Thacker calls his campaign “a test of character” for college presidents. He insists many are eager to sign on, but face pressure from their boards of trustees, whose members often come from the business world.
The ranking system is “numerical, it’s a balance-sheet kind of bottom-line analysis that they’re really familiar with,” he said. Some universities, such as Baylor, have made rising in the U.S. News rankings an explicit goal; Arizona State has even made it a financial incentive in the president’s contract.
Privately, some admissions deans who dislike the magazine’s influence say the rankings have powerful supporters on campus. One dean of a prominent college said it’s considered gauche to brag about the school’s ranking, but nobody wants to tell parents and alumni they can’t do so. Said another: “The biggest issue in the rankings isn’t admissions, it’s probably fundraising.”
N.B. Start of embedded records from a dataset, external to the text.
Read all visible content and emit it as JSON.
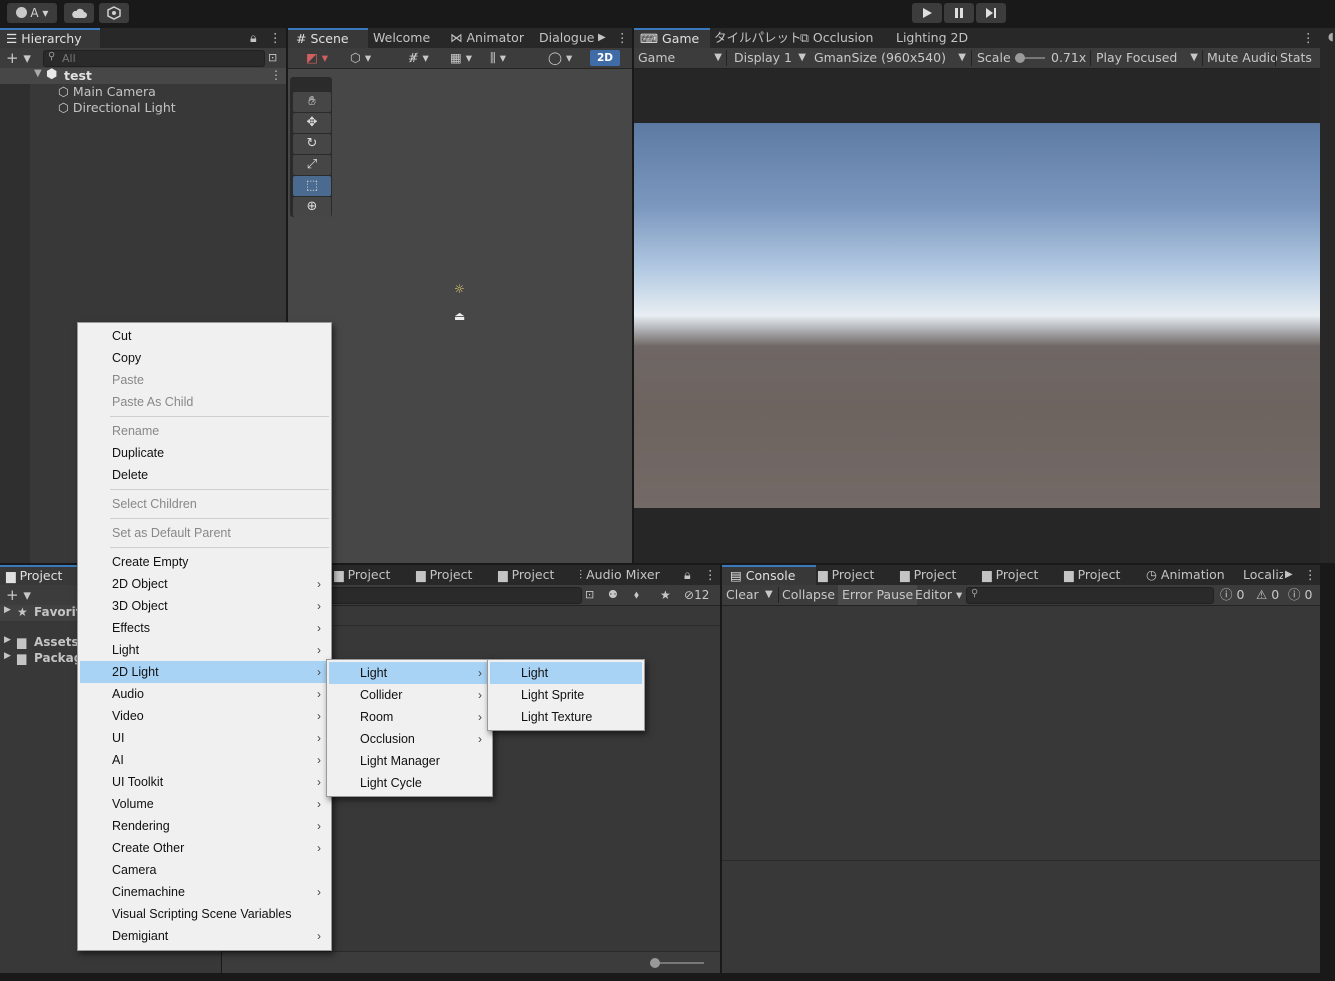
{
  "topbar": {
    "account": "A",
    "cloud_icon": "cloud-icon",
    "collab_icon": "collab-icon",
    "play_icon": "play-icon",
    "pause_icon": "pause-icon",
    "step_icon": "step-icon"
  },
  "hierarchy": {
    "tab": "Hierarchy",
    "search_placeholder": "All",
    "scene_name": "test",
    "items": [
      "Main Camera",
      "Directional Light"
    ]
  },
  "scene_tabs": [
    "Scene",
    "Welcome",
    "Animator",
    "Dialogue"
  ],
  "scene_toolbar": {
    "mode_2d": "2D"
  },
  "game_tabs": [
    "Game",
    "タイルパレット",
    "Occlusion",
    "Lighting 2D"
  ],
  "game_toolbar": {
    "view": "Game",
    "display": "Display 1",
    "resolution": "GmanSize (960x540)",
    "scale_label": "Scale",
    "scale_value": "0.71x",
    "play_mode": "Play Focused",
    "mute": "Mute Audio",
    "stats": "Stats"
  },
  "project_left": {
    "tab": "Project",
    "tree": [
      "Favorites",
      "Assets",
      "Packages"
    ]
  },
  "project_mid_tabs": [
    "Project",
    "Project",
    "Project",
    "Audio Mixer"
  ],
  "project_mid_hidden_count": "12",
  "console_tabs": [
    "Console",
    "Project",
    "Project",
    "Project",
    "Project",
    "Animation",
    "Localiz"
  ],
  "console_toolbar": {
    "clear": "Clear",
    "collapse": "Collapse",
    "error_pause": "Error Pause",
    "editor": "Editor",
    "info_count": "0",
    "warn_count": "0",
    "error_count": "0"
  },
  "context_menu": {
    "group1": [
      {
        "label": "Cut",
        "enabled": true
      },
      {
        "label": "Copy",
        "enabled": true
      },
      {
        "label": "Paste",
        "enabled": false
      },
      {
        "label": "Paste As Child",
        "enabled": false
      }
    ],
    "group2": [
      {
        "label": "Rename",
        "enabled": false
      },
      {
        "label": "Duplicate",
        "enabled": true
      },
      {
        "label": "Delete",
        "enabled": true
      }
    ],
    "group3": [
      {
        "label": "Select Children",
        "enabled": false
      }
    ],
    "group4": [
      {
        "label": "Set as Default Parent",
        "enabled": false
      }
    ],
    "group5": [
      {
        "label": "Create Empty",
        "submenu": false
      },
      {
        "label": "2D Object",
        "submenu": true
      },
      {
        "label": "3D Object",
        "submenu": true
      },
      {
        "label": "Effects",
        "submenu": true
      },
      {
        "label": "Light",
        "submenu": true
      },
      {
        "label": "2D Light",
        "submenu": true,
        "highlighted": true
      },
      {
        "label": "Audio",
        "submenu": true
      },
      {
        "label": "Video",
        "submenu": true
      },
      {
        "label": "UI",
        "submenu": true
      },
      {
        "label": "AI",
        "submenu": true
      },
      {
        "label": "UI Toolkit",
        "submenu": true
      },
      {
        "label": "Volume",
        "submenu": true
      },
      {
        "label": "Rendering",
        "submenu": true
      },
      {
        "label": "Create Other",
        "submenu": true
      },
      {
        "label": "Camera",
        "submenu": false
      },
      {
        "label": "Cinemachine",
        "submenu": true
      },
      {
        "label": "Visual Scripting Scene Variables",
        "submenu": false
      },
      {
        "label": "Demigiant",
        "submenu": true
      }
    ]
  },
  "submenu_2d_light": [
    {
      "label": "Light",
      "submenu": true,
      "highlighted": true
    },
    {
      "label": "Collider",
      "submenu": true
    },
    {
      "label": "Room",
      "submenu": true
    },
    {
      "label": "Occlusion",
      "submenu": true
    },
    {
      "label": "Light Manager",
      "submenu": false
    },
    {
      "label": "Light Cycle",
      "submenu": false
    }
  ],
  "submenu_light": [
    {
      "label": "Light",
      "highlighted": true
    },
    {
      "label": "Light Sprite"
    },
    {
      "label": "Light Texture"
    }
  ]
}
And it’s the lower-ranked colleges that feel they have the most to lose.
“The schools pay a lot more attention to the rankings than most of them claim,” said John Maguire, founder of a Massachusetts-based consulting firm that advises colleges. His research has found that rankings, while not the top reason, do play a significant role in determining which colleges students pick.
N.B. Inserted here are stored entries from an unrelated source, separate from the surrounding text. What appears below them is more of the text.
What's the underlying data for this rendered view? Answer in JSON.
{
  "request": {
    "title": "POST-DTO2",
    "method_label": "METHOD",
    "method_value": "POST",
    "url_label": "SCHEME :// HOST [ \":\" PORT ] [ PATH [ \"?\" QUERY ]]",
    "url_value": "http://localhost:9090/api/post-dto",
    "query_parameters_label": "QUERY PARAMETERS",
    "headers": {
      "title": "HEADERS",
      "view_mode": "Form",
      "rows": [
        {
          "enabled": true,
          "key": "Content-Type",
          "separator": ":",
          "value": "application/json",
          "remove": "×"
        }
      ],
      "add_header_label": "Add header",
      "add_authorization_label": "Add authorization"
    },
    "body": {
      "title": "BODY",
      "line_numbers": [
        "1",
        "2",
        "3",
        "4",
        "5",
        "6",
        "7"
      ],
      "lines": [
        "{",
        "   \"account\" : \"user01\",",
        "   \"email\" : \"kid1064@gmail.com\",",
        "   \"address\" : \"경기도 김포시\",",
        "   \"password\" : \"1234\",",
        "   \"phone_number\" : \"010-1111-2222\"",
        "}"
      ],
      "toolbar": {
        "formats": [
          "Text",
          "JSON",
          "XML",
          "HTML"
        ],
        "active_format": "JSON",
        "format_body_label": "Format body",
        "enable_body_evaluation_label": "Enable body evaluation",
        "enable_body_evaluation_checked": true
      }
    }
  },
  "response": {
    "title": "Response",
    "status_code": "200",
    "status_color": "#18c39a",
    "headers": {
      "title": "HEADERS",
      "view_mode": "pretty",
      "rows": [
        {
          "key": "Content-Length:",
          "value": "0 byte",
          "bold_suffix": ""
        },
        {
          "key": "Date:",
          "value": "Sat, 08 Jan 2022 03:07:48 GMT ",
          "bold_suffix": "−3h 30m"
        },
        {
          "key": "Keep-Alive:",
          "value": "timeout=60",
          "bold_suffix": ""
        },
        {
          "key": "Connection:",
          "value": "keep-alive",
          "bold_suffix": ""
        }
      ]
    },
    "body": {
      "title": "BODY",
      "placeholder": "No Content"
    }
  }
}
At trustee meetings, “when you jump up a couple points, everybody says ‘Alleluia,’” he said. But at one client school that slipped from the second to the third quartile, “there was mass depression.”
That pressure may explain why even some of the colleges listed as signers of Thacker’s letter promising to quit using rankings to advertise themselves haven’t done so.
Wesleyan College in Georgia still bragged this week on its Web site that Wesleyan “is consistently ranked as one of America’s Best Colleges by U.S. News & World Report,” and still had posted a 600-word release from last August touting its scores. Birmingham-Southern was still boasting that for 13 straight years it “has been ranked among the top National Liberal Arts Colleges in the country by U.S. News & World Report,” among other accolades.
Other signees to Thacker’s letter don’t mention the magazine but still brag about rankings. “Top-ranked nationally by all widely regarded sources,” says the Web site of Holy Cross in Massachusetts. “Ranked consistently in the top tier of the nation’s liberal arts colleges,” gushes the admissions Web site at Gettsyburg College, whose president, Katherine Will, has been one of the more outspoken rankings critics.
Brian Kelly, editor of U.S. News, says the protesters have it all wrong; the publicity from appearing in the rankings at all is good for their colleges. And he says the efforts by Thacker’s group to develop an alternative system to get students information about colleges miss the point. There is already ample college data available. People come to U.S. News to make sense of it all.
“If you look at the way people buy cars, refrigerators, the health care plans we rank, or hospitals, consumers are hungry for hard data they can use,” Kelly said. “But you can’t just give people just lumps of data. You have to help them sort their way through it.”